After two years of contemplating and calculating, day-dreaming and dismissing plans for a wood burning stove, we finally sealed the deal. It was my appeasement, my consolation, over spending way too much money on fixing our house so it wouldn’t collapse around us, after discovering that our contractors of ten years ago built the walls so poorly that they were literally rotting out. As they say in Hebrew: im kvar, az kvar (which roughly translates as: if you are already committing so much time/money/effort/emotion to the project, might as well go all the way).
We justify the expense, if not the indulgence, based on the savings on oil costs it will earn us over 2-3 years. Let me say up front, the jury is still out on that. Not because wood stoves don’t generally live up to their reputation. But in this particular case, in this particular room (a great room with vaulted ceilings and no doors between it and the rest of the house to seal in the heat), the stove may be more of an aesthetic, complementary accessory than a truly functional appliance. Time will tell.

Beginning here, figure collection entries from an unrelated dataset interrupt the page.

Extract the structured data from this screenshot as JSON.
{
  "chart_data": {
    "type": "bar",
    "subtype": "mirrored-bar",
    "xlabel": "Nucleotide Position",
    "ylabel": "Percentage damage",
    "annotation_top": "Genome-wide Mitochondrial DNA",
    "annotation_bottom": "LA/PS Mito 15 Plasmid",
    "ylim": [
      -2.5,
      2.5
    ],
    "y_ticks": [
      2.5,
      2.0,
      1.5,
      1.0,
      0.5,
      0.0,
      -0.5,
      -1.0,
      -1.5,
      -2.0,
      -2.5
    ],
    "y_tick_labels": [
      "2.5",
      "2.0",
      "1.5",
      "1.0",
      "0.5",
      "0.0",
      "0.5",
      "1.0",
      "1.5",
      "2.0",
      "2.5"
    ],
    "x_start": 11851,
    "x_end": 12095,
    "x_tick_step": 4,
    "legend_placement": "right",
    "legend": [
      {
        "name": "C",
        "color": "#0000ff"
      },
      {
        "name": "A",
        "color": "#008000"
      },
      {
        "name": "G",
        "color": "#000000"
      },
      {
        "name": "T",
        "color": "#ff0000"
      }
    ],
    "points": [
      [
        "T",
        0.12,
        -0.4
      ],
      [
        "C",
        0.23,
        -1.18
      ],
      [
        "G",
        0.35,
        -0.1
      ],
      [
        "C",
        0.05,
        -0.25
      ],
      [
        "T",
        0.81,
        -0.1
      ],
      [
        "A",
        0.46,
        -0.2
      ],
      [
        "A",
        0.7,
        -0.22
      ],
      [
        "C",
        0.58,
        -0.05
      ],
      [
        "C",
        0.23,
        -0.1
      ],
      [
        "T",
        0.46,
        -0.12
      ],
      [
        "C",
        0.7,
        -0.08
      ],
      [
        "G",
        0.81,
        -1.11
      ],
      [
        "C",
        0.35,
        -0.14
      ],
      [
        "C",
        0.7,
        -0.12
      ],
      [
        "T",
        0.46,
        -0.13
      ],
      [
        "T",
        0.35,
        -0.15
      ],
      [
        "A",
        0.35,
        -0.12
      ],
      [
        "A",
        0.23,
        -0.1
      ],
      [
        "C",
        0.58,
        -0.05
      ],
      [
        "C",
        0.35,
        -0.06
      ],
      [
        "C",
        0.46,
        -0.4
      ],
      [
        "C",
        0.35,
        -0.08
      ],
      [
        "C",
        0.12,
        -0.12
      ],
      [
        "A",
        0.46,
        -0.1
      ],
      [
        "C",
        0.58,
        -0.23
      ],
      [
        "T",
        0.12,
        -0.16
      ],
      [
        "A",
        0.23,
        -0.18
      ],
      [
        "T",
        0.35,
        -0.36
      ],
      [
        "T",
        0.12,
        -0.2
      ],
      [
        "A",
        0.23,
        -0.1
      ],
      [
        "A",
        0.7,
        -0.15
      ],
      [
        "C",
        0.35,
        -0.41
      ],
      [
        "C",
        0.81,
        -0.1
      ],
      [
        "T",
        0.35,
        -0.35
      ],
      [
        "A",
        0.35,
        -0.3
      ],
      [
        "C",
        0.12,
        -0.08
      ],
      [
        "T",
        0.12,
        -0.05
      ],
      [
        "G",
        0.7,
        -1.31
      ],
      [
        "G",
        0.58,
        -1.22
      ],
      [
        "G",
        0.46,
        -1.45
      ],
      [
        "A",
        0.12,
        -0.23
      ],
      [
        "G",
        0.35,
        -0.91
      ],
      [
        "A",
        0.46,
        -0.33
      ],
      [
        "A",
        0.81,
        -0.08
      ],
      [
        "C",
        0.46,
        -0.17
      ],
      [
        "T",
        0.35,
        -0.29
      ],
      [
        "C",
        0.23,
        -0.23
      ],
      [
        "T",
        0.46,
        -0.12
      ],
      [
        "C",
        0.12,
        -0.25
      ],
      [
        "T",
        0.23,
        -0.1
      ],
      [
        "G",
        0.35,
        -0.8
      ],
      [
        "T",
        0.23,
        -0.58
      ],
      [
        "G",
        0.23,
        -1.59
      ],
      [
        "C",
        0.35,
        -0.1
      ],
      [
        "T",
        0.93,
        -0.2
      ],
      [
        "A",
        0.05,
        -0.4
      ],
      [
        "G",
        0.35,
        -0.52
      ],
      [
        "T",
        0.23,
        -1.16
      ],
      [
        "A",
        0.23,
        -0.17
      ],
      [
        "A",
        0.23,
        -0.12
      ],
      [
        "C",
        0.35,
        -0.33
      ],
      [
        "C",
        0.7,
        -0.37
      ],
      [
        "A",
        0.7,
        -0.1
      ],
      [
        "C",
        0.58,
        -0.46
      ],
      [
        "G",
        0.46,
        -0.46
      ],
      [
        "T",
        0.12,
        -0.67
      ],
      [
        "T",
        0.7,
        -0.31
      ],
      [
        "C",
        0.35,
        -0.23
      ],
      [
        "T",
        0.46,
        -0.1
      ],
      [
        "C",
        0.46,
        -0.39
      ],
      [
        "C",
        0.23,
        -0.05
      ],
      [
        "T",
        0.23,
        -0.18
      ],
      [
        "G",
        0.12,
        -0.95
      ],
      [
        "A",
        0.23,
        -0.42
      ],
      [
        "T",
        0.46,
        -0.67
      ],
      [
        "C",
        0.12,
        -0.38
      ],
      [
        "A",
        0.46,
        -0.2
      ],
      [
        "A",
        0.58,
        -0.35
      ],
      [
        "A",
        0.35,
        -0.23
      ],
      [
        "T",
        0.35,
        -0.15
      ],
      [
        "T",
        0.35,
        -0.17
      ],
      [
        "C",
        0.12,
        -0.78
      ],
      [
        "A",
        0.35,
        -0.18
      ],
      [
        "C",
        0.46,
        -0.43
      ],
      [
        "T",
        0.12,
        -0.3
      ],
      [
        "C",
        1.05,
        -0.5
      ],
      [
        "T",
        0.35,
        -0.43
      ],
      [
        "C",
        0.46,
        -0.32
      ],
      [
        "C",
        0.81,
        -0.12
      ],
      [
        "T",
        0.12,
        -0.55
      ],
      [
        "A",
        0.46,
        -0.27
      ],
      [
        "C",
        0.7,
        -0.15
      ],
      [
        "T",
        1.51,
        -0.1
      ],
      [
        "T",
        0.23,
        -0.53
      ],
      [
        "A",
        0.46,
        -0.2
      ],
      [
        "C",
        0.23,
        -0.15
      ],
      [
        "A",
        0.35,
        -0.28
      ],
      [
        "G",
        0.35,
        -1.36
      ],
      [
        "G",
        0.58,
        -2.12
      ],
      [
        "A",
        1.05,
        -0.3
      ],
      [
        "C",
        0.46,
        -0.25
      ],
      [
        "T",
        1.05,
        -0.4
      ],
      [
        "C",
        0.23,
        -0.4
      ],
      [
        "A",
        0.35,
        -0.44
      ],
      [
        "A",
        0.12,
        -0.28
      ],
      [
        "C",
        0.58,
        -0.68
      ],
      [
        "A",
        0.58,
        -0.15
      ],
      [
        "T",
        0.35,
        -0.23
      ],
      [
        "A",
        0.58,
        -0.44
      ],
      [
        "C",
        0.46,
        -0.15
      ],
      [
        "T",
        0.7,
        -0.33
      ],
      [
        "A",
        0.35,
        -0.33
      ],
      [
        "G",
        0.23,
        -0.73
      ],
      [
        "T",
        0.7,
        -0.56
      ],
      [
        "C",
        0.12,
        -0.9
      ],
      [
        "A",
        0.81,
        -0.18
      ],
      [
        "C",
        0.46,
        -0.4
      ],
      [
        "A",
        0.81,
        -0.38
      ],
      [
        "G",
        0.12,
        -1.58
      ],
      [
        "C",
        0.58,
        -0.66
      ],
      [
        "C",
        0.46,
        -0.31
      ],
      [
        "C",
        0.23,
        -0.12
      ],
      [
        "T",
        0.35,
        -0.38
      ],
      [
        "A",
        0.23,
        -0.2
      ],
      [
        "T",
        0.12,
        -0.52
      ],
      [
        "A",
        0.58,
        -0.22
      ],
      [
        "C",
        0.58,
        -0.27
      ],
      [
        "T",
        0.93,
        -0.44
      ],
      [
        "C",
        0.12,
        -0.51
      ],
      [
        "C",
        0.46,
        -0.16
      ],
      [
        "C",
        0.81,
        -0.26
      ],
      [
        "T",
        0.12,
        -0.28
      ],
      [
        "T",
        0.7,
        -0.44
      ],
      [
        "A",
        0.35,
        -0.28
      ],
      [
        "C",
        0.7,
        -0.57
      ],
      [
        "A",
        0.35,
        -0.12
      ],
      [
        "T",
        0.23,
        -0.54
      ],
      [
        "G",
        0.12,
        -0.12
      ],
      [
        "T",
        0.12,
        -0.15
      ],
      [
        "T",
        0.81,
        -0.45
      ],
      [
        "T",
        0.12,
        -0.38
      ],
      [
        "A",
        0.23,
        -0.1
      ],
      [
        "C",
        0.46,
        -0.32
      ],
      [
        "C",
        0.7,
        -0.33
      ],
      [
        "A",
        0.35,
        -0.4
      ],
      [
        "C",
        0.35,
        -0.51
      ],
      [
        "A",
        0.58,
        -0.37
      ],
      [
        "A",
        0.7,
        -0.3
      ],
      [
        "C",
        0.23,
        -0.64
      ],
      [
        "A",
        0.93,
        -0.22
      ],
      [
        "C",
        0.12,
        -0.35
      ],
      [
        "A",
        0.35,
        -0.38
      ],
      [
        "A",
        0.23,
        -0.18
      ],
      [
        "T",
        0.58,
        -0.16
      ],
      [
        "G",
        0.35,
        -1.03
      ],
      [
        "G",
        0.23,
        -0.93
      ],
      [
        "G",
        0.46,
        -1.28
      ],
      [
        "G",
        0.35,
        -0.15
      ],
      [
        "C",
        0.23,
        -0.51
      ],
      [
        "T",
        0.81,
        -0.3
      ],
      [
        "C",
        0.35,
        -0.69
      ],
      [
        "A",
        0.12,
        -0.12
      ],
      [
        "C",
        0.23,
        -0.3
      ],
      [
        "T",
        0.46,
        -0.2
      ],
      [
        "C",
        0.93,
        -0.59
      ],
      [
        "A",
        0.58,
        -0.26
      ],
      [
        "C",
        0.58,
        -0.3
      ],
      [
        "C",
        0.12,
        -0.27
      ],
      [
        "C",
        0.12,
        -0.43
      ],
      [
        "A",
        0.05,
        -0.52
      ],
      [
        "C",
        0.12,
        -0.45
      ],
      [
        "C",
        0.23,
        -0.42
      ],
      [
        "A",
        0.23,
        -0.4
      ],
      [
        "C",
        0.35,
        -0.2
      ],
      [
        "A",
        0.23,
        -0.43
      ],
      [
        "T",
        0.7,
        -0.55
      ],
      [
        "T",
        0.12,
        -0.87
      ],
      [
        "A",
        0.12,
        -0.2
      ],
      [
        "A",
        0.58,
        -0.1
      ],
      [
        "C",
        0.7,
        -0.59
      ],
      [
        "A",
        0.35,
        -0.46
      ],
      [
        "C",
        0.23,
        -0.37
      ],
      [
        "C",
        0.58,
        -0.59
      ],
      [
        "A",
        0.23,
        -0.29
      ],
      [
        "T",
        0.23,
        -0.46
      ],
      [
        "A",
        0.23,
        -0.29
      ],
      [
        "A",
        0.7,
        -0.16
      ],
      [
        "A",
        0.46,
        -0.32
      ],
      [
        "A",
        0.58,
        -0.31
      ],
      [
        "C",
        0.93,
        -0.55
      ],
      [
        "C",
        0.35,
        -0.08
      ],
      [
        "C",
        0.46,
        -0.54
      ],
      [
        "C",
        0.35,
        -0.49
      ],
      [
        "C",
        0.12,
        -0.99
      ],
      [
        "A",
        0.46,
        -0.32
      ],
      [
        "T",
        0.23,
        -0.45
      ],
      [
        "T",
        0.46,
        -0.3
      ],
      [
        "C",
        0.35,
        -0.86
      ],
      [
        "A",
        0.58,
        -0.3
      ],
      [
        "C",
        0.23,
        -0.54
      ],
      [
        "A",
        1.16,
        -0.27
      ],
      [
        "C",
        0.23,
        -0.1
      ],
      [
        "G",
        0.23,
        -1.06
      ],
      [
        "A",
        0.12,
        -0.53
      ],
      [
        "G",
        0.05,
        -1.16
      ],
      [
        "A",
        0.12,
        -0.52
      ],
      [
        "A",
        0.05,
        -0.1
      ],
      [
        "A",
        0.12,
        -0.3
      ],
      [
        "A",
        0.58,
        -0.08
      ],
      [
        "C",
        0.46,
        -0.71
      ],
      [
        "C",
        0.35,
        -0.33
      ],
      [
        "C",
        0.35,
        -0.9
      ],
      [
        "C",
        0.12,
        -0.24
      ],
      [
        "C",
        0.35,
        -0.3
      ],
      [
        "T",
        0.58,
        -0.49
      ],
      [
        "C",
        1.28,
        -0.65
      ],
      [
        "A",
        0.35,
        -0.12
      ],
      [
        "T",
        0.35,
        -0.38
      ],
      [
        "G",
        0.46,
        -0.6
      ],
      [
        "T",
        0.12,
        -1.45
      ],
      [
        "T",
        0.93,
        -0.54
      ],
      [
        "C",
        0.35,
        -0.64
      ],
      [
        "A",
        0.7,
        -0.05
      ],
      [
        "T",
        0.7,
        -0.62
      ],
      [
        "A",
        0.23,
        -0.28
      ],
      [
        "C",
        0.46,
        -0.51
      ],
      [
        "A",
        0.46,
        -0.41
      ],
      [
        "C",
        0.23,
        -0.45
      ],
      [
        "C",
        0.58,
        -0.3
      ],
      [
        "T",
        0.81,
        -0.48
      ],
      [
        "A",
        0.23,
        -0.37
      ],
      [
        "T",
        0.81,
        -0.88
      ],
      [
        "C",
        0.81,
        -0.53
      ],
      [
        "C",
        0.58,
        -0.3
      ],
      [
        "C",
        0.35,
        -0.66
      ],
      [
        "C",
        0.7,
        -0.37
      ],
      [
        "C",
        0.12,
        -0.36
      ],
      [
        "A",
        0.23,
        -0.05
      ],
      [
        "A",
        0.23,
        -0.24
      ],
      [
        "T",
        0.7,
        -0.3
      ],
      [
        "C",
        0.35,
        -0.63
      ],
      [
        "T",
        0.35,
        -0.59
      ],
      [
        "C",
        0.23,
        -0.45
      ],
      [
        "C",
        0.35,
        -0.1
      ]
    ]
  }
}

Except during black outs. We bought the stove with a cooktop so that not only will it give us soothing light and provide sufficient warmth in its immediate vicinity, but it will afford us a cooking surface. We have already made eggs on it, in record time!
So I am not at all unhappy with the purchase. The stove and I just have to bond a bit more, and take the time to learn what makes each other tick; and how to encourage the most out of each other. It is like any other relationship. I am looking forward to the exploration.
In the meantime, I am learning collateral lessons, mainly about wood. One of the selling points of the stove is that we imagine we will not need to purchase firewood for several years, for we live on modestly wooded lot. There are old woodpiles scattered here and there around the property, remnants of past downings of trees. And after a storm, there is literally a windfall: dead limbs and branches that the wind kindly trimmed and brought within our reach.
While the woods are mainly tulip poplar, we also have pine and beech, some maple and even a hickory tree. I am eager to learn about the different qualities of wood: when each kind is dry enough for burning; how well they each burn; for how long; their different weights; how easy they are to cut or saw or split. Just as bakers can tap the underside of a loaf of bread and know if it is done; just as an artist can look at their painting and decide it is complete; just as mechanics can listen to engines purr and know they are tuned just right, so I too want to be able to grasp a piece of wood and know what kind of tree it came from, how long it has been curing, and when best to use it in my stove.
When visiting a neighbor of mine for the first time several years ago, I noticed that he had a dining room table and breakfront made by the famed furniture maker, George Nakashima. His work is unmistakable: clean lines, sensuous curved edges, velvety smooth wood.
Coincidentally, I had just finished reading a book about Nakashima and his work. What captivated me most was not Nakashima’s design, lovely as it was, but his attitude toward the creative process, and the very wood itself.
He was of samurai lineage, and believed that cutting a tree was like cutting diamonds.
“The tree is given a chance to come forth with its story and, in that dialogue, teaches something to the woodworker,” his daughter, Mira, explains. “Each tree, each part of each tree, has its own particular destiny, its own special yearning to be fulfilled.” While that sentiment may be a bit lofty for a log I am going to burn, it nonetheless conjures up an awareness that this log does have a biography; that it may have laid down its first ring the year I got married or had my youngest child, or the year Bill Clinton was elected president.
This log lived through the same natural and emotional storms I did: the last great Baltimore blizzard and Hurricane Isabel - both in 2003, and personal upheavals not fit for this blog. Unlike wood purchased from jobbers, this wood has shared the same space as me, seen the same things I have, for the last 10 years. And now, it is being prepared to be consumed in the space of a few hours in my new ceramic-covered stove.
There is an intimacy knowing that our existence is intertwined. My growing awareness of this wood, on this lot, opens up a deeper appreciation for the majesty of all nature, its gifts to humankind, and our interdependence. It makes more present, and immediate, the work we do to bring humanity and civilization into sync with nature. And it challenges me to continually wonder: what it will take for us to bring to this laboring world both a saving equilibrium among all its creatures, and sova, a grand and enduring sense of fulfillment and satisfaction that guides all that we do?